De forts effluves de cannabis planaient mercredi à l'aube dans les rues de Denver, scènes d'attroupements inhabituelles, sur fond de montagnes Rocheuses.
Attendant sagement leur tour devant deux douzaines de dispensaires d'un nouveau genre, des jeunes gens venus des quatre coins des États-Unis faisaient la queue pour participer à un événement historique: la légalisation de la vente de cannabis dans l'État du Colorado.
Une première nationale, et même mondiale, aucun autre État sur la planète n'ayant encore entériné une mesure aussi audacieuse dans le cadre de la lutte antidrogue à l'exception de l'Uruguay, qui vient de voter en ce sens au mois de décembre.
L'État de Washington, dans le nord-ouest des États-Unis, emboîtera le pas au Colorado au courant de l'année 2014.

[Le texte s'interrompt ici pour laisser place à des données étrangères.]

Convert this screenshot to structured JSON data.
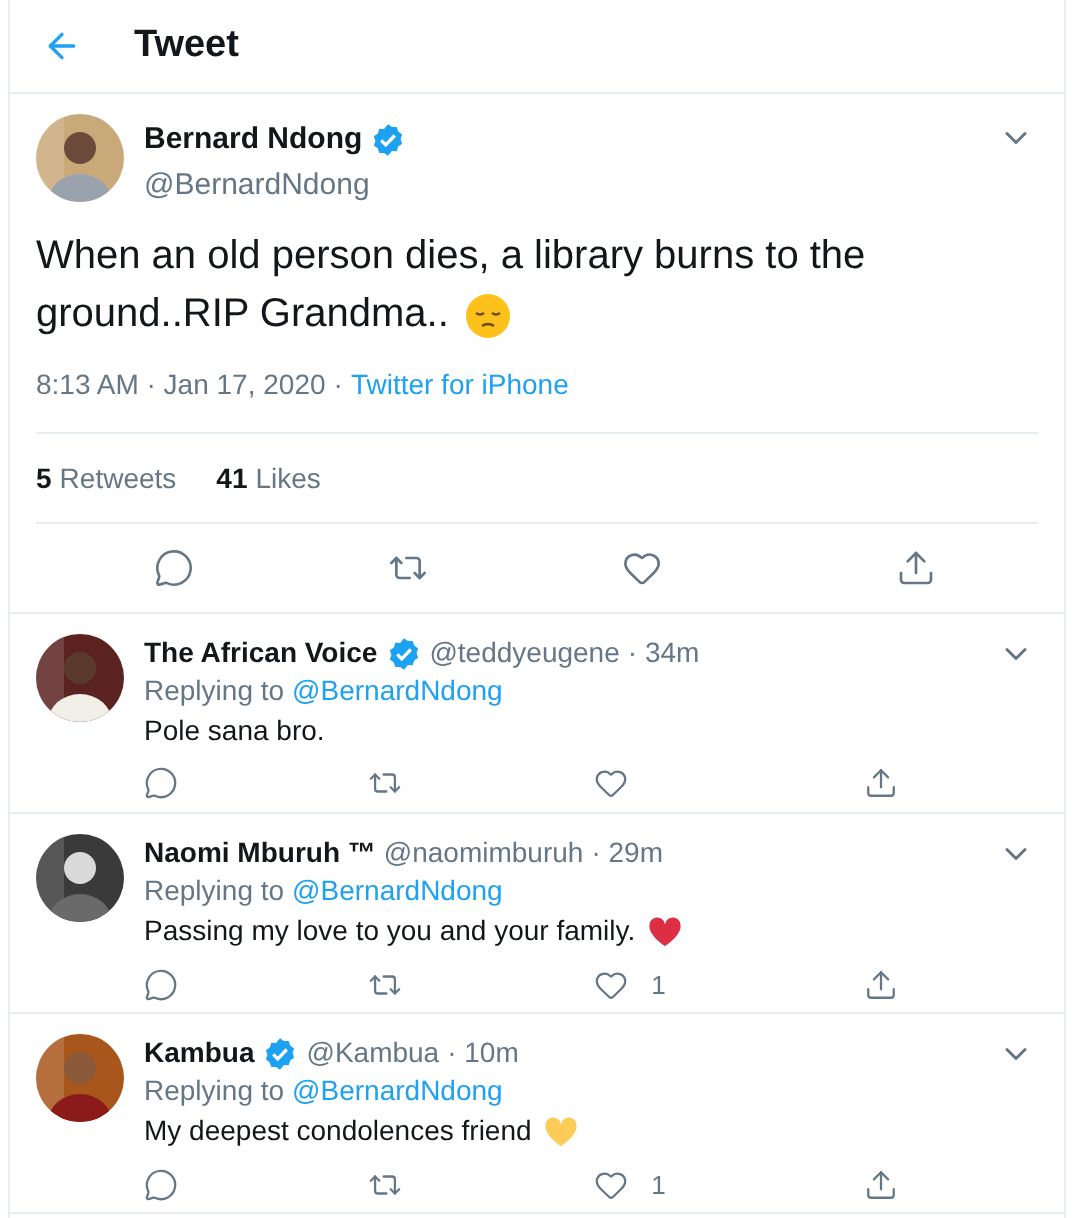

À 8 heures du matin (16 heures, heure française), la marijuana, ou «pot» pour ses utilisateurs, est ainsi devenue accessible, dans vingt-quatre enseignes autorisées et huit villes de cet État des grandes plaines, aux personnes âgées de 21 ans et plus, en application d'une loi adoptée par référendum populaire en novembre 2012. Évolution logique pour ses promoteurs, la consommation de cette drogue ayant été autorisée en 2000 à des fins médicales (pour maladies incurables mais aussi bénignes, telles que le mal de dos), puis à des fins récréatives.
Les doses autorisées à la vente ne doivent cependant pas dépasser 28 grammes (1 once) par client s'il s'agit d'un résident, et le quart de cette quantité pour les visiteurs de passage.
Scruté au microscope
La révolution est de taille pour cet État plutôt conservateur, qui fut le premier, il y a de cela soixante-dix-sept ans, à appliquer la législation fédérale prohibant le cannabis tout juste adoptée à Washington DC (1937). C'est à Denver que fut arrêté cette année-là le premier citoyen américain soupçonné de vendre du cannabis sous le manteau, un certain Samuel Caldwell, âgé à l'époque de 58 ans.
Le saut dans l'inconnu du Colorado, puisqu'il s'agit d'une première, est d'autant plus téméraire qu'il reste en contradiction avec la loi fédérale, qui continue de proscrire toute culture, possession, consommation et commercialisation du cannabis.
En théorie seulement, car le département de la Justice a clarifié sa position en août dernier: vendeurs et consommateurs locaux ne seront pas poursuivis devant les tribunaux fédéraux, à condition que la marijuana reste hors de portée des mineurs, des cartels du crime, «des immeubles fédéraux, des parcs nationaux, des installations militaires et des tribunaux» et du reste du territoire américain, bien qu'une vingtaine d'États aient déjà validé l'usage du cannabis à des fins médicales.
La controverse n'est cependant pas près de s'éteindre entre partisans et opposants de cette législation, les premiers arguant que la légalisation du cannabis permettra de lutter plus efficacement contre le trafic et l'addiction, en économisant des coûts liés aux arrestations et hospitalisations des consommateurs, les seconds dénonçant les dangers pour la jeunesse et redoutant une recrudescence des troubles à l'ordre public. Tout en concédant que le cannabis pourrait s'avérer un vrai filon pour le Colorado, avec un chiffre d'affaires annuel estimé de 578 millions de dollars (420 millions d'euros), dont 67 millions de taxes (48 millions d'euros) dans l'escarcelle des autorités locales.
«Nous savons que le Colorado est scruté au microscope», concède Jack Finlaw, un juriste au service du gouverneur John Hickenlooper. «Personne ne peut dire ce qu'il adviendra dans le futur», renchérit l'avocat général de Denver, John Suthers, selon qui il faudra quelques années pour faire le bilan de l'expérience, après compilation des conclusions dressées par les médecins, hôpitaux et forces de l'ordre du Colorado.